Parasites were the final group of pathogens, which were addressed by three contributions. The group of Jörg Köhl, Lübeck, Germany, investigated the role of C5a/C5aR1 axis activation for early immune responses in a mouse model of Toxoplasma gondii (T. gondii) infection. C5ar1–/– mice suffered from more severe disease progression, which was associated with reduced concentrations of IL-12, IL-27, and IFN-γ in serum (Briukhovetska et al.). This resulted not only in decreased frequency of IFN-γ+ NK cells in the spleen, but also reduced IL12 production by splenic DCs, which is important for IFN-γ production and subsequent iNOS expression in the brain to control acute T. gondii infection (Briukhovetska et al.).
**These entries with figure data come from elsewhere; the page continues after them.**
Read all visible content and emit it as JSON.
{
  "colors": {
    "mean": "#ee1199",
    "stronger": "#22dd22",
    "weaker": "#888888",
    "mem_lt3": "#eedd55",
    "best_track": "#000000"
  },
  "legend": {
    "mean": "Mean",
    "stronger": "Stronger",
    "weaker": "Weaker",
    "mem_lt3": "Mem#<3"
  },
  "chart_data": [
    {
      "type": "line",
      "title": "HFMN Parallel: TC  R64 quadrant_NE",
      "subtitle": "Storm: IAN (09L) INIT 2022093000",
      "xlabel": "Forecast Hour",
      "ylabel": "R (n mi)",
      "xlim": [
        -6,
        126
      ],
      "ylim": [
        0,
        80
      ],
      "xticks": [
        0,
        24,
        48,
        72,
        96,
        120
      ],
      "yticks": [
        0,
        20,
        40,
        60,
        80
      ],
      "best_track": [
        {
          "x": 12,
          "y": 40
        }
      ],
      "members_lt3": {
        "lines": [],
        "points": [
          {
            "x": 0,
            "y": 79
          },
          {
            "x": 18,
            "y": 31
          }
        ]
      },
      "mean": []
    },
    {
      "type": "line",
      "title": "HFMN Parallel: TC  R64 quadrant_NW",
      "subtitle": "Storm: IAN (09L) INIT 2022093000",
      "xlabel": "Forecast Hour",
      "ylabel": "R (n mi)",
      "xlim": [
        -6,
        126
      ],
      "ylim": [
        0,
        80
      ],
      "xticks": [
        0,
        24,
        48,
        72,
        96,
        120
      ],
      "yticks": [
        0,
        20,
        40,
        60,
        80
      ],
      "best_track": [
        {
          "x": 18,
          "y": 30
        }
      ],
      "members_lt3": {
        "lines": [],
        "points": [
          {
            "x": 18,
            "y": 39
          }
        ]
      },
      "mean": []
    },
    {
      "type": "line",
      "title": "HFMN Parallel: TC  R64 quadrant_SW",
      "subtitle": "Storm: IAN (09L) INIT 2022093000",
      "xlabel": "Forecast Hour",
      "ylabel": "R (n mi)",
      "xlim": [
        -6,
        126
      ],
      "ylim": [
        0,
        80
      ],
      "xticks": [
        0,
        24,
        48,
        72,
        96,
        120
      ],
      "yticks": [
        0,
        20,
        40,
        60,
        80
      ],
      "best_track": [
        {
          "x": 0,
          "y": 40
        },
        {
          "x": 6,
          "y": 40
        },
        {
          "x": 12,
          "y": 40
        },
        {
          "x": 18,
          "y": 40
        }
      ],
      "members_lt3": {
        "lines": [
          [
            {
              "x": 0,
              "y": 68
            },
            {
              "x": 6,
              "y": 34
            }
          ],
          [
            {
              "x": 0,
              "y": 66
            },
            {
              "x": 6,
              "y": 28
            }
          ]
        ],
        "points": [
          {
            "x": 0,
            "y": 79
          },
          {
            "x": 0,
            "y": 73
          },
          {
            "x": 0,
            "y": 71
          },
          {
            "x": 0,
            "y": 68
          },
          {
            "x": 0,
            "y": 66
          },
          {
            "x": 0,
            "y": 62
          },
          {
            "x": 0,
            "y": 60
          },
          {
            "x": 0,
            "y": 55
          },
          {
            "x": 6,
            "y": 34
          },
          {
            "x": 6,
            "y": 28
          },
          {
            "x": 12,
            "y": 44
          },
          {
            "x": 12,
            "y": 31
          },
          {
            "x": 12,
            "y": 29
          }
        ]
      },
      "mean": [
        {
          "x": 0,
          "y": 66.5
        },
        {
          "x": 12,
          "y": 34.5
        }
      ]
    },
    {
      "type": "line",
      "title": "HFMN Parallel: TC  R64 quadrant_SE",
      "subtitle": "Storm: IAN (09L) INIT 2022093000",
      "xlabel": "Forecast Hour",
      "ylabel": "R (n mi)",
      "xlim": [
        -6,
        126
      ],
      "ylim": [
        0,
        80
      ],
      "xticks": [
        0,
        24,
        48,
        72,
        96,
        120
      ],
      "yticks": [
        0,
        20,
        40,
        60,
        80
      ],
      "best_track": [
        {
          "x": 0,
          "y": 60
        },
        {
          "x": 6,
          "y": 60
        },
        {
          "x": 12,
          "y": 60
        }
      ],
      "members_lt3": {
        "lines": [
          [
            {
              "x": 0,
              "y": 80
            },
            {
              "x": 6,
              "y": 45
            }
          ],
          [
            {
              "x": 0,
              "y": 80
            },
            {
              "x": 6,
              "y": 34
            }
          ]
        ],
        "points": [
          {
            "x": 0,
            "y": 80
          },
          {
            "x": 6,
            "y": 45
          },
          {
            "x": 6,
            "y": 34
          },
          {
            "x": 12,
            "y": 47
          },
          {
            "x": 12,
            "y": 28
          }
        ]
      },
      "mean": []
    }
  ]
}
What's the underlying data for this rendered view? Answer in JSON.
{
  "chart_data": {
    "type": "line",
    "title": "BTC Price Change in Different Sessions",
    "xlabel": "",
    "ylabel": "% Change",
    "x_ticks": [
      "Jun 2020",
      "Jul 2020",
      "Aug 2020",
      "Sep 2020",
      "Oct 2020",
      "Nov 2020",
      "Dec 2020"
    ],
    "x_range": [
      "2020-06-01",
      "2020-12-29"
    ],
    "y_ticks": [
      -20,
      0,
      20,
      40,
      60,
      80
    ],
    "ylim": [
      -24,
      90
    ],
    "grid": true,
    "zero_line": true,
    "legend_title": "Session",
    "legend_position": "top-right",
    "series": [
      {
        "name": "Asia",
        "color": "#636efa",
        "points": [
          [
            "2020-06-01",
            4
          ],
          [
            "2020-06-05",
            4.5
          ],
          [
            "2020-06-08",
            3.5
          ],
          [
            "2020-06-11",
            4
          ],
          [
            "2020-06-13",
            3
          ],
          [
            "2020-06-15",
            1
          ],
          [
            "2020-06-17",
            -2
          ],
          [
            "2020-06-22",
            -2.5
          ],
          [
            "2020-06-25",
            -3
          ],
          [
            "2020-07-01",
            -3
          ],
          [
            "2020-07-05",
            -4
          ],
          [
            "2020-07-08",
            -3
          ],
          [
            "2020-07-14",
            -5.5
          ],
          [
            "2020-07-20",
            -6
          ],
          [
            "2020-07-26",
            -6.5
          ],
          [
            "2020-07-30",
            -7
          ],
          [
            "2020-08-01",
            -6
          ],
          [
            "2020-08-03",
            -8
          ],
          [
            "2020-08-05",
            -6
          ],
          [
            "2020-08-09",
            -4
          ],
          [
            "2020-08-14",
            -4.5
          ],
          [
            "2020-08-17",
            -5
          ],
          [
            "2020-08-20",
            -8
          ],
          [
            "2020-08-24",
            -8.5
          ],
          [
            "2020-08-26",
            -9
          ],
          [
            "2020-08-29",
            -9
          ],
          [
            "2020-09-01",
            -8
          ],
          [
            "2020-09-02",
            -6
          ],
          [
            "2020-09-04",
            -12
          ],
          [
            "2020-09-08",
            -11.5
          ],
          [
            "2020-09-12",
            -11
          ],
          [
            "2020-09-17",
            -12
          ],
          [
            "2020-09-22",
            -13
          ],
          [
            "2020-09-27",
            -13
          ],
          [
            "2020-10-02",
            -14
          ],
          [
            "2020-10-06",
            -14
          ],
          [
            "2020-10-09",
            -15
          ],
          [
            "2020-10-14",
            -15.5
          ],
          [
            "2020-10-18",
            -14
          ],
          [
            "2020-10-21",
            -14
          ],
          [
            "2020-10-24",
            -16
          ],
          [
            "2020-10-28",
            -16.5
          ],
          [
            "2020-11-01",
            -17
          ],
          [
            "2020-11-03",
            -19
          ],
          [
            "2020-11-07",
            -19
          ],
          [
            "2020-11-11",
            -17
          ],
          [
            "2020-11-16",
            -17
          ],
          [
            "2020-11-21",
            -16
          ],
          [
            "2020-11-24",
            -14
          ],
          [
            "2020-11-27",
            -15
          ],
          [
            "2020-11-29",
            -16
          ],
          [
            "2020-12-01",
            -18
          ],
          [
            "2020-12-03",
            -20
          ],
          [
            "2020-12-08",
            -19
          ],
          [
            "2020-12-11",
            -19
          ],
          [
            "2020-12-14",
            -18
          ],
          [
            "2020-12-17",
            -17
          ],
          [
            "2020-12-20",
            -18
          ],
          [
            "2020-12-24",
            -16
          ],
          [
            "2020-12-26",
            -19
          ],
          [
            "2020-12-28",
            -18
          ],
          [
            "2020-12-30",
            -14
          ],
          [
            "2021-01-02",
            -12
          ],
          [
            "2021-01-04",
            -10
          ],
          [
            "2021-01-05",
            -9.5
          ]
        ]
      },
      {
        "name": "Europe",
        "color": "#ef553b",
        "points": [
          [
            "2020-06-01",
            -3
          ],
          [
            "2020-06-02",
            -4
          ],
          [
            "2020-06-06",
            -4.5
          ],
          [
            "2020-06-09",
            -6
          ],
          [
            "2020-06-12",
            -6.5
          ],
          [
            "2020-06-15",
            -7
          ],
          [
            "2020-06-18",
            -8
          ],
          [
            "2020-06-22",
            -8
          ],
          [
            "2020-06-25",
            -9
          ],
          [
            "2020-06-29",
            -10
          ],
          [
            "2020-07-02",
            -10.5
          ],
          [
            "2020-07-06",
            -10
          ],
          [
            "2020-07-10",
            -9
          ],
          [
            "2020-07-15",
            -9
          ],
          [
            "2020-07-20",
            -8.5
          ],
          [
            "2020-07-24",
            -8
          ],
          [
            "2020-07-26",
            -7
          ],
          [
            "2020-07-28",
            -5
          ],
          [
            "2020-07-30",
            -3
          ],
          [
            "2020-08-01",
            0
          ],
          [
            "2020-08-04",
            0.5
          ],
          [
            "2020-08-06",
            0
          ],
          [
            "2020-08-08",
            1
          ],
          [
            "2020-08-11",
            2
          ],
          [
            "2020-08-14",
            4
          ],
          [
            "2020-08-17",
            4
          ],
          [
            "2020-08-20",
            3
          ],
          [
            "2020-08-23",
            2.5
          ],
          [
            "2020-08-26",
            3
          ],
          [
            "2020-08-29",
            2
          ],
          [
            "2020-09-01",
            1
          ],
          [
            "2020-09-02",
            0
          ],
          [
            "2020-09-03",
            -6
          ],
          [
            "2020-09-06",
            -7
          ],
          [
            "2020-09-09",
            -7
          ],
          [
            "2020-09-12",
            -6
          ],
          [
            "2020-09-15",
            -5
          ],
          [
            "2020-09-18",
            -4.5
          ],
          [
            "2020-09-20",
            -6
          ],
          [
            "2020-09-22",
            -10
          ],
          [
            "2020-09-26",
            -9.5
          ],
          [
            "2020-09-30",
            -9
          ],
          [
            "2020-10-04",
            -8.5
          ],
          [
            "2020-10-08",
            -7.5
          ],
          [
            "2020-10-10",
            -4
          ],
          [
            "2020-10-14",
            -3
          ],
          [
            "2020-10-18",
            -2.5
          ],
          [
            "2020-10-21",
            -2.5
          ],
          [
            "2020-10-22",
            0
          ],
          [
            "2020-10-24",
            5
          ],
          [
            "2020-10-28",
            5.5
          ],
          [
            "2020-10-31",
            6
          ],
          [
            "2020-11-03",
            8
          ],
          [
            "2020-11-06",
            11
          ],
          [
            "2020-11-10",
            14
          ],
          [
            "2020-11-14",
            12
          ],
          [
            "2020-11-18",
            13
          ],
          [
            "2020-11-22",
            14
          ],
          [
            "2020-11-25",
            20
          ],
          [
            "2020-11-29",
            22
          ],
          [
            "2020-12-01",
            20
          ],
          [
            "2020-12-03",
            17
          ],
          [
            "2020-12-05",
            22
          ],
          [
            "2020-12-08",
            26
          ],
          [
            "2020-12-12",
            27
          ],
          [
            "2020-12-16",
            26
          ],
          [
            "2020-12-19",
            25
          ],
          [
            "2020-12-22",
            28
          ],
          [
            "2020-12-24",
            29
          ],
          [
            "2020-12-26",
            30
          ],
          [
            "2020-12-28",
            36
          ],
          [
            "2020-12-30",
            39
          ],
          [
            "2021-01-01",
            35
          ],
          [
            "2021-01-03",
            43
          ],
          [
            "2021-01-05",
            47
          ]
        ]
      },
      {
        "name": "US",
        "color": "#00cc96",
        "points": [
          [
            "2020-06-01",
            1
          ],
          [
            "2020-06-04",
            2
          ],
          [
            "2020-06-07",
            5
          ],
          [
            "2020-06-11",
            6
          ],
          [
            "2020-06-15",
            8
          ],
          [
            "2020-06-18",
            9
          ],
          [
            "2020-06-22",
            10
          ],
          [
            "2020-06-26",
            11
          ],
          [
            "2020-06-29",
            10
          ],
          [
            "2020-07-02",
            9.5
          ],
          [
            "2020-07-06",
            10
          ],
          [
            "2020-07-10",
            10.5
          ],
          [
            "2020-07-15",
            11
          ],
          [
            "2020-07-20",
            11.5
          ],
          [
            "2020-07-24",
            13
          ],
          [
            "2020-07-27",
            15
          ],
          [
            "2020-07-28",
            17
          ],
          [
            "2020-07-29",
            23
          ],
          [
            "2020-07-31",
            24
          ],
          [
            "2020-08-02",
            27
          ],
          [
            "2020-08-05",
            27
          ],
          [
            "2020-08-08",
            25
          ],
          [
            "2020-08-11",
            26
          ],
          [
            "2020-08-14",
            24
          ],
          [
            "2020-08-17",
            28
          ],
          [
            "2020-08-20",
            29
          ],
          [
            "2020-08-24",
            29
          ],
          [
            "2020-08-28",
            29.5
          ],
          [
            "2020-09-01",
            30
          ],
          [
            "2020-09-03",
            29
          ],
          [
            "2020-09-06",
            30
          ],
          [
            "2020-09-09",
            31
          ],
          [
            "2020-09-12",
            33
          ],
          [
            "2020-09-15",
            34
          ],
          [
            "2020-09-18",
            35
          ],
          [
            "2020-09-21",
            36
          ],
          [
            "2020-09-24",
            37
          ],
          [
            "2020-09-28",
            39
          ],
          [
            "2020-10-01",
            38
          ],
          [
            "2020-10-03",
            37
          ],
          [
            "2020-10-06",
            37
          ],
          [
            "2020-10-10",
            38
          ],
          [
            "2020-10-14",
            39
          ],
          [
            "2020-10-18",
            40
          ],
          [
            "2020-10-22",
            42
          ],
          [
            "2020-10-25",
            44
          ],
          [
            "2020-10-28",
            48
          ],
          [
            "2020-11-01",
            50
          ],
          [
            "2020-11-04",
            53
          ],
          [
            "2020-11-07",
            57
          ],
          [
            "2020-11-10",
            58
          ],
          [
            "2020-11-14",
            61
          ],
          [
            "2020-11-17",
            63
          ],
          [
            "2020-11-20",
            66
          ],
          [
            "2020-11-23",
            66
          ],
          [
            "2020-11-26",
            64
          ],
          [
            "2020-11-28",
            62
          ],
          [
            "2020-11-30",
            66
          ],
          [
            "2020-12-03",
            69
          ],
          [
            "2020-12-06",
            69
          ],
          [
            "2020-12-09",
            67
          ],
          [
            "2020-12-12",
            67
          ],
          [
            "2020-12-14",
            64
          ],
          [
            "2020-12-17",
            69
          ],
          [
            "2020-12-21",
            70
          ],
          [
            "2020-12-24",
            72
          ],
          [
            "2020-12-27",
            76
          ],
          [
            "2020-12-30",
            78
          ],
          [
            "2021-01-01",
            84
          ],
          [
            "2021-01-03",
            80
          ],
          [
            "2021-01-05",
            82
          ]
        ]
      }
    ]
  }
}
Among the virulence factors of Trypanosoma cruzi (T. cruzi) with a capacity to inhibit complement activation is T. cruzi calreticulin (TcCalr). Ramirez-Toloza et al., Santiago, Chile, and colleagues reviewed the mechanisms by which TcCalr blocks either, the classical or lectin pathway. In addition, they addressed recent findings indicating that TcCalr inhibits angiogenesis, promotes wound healing and reduces tumor growth. As other parasites express Calr, too, the detailed understanding of the role of this virulence factor may provide new strategies to develop anti-parasite therapies and prophylaxis (Ramirez-Toloza et al.).

The manuscript presented by Shao et al. adds a piece of interesting data on the modulation of complement activation by a helminth parasite. The authors showed that a calreticulin protein secreted by Trichinella spiralis, TsCRT, interacts with human complement C1q through its S-domain inhibiting C1q-mediated complement activation (1). Furthermore, TsCRT-S was able to inhibit neutrophil activation as well as formation of ROS and neutrophil NETs in vitro. The authors suggest a potential therapeutic effect of TsCRT-S in the treatment of C1q/immune complex-related autoimmune and inflammatory diseases (1).

In summary, all published articles provide new exciting data of complement-pathogen interactions and help to elucidate additional pieces of the fascinating jigsaw.